Low cost, low power communication is key

Protocols such as LoRa are set up to finally solve this, allowing the connection of as many devices necessary to the Internet at very low cost, in big area, lasting years in the field. The challenge though is that this type of technology always requires an internet connection to work, and as most agricultural land is uncovered by mobile networks, extracting data remotely is impossible with traditional technologies. Satellite-based approaches are the only option and the market is providing more and more solutions that don’t require a master's degree to be installed, or a massive investment to get going.

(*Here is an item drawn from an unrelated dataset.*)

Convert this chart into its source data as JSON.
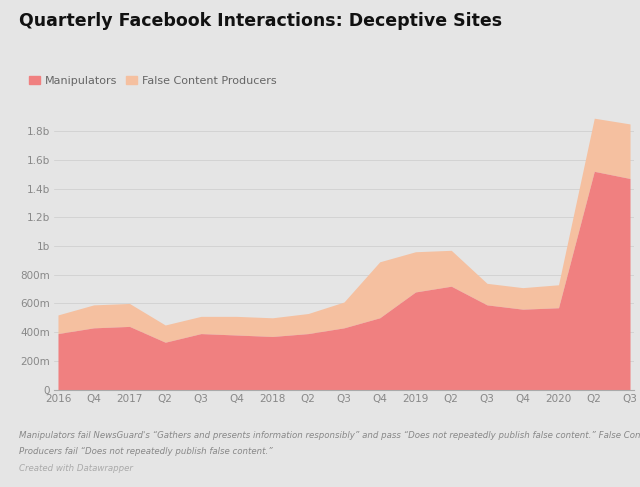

This stands to be a benefit for irrigation systems on farmlands but IoT sensors data must be combined with meteorological insight. Darryl Lyons from Skynet Group has spent most of his life on a cattle station in Queensland:

Paddock level weather data provides the climatic conditions to calculate evapotranspiration rate which can then be combined with soil moisture data to optimise the use of irrigation.  The next level is combining plants sensors such as dendrometers to show when the plant is drawing moisture from the soil. All of these sensors can then automatically trigger IoT-enabled pumps and valves to optimise irrigation for precisely where and when the crop requires it. This is the future of yield optimisation and best use of water resources whilst Australia adjusts to changing conditions over the next decades.”

To conclude, the underlying message is simple and clear. Climate change has already affected agriculture and irrigation on a near-disastrous scale. The many different ways that technology can help farmers with the problems they face from global warming and infrequent rain falls only goes to show that technology can and will be a powerful way to overcome the challenges created by climate change.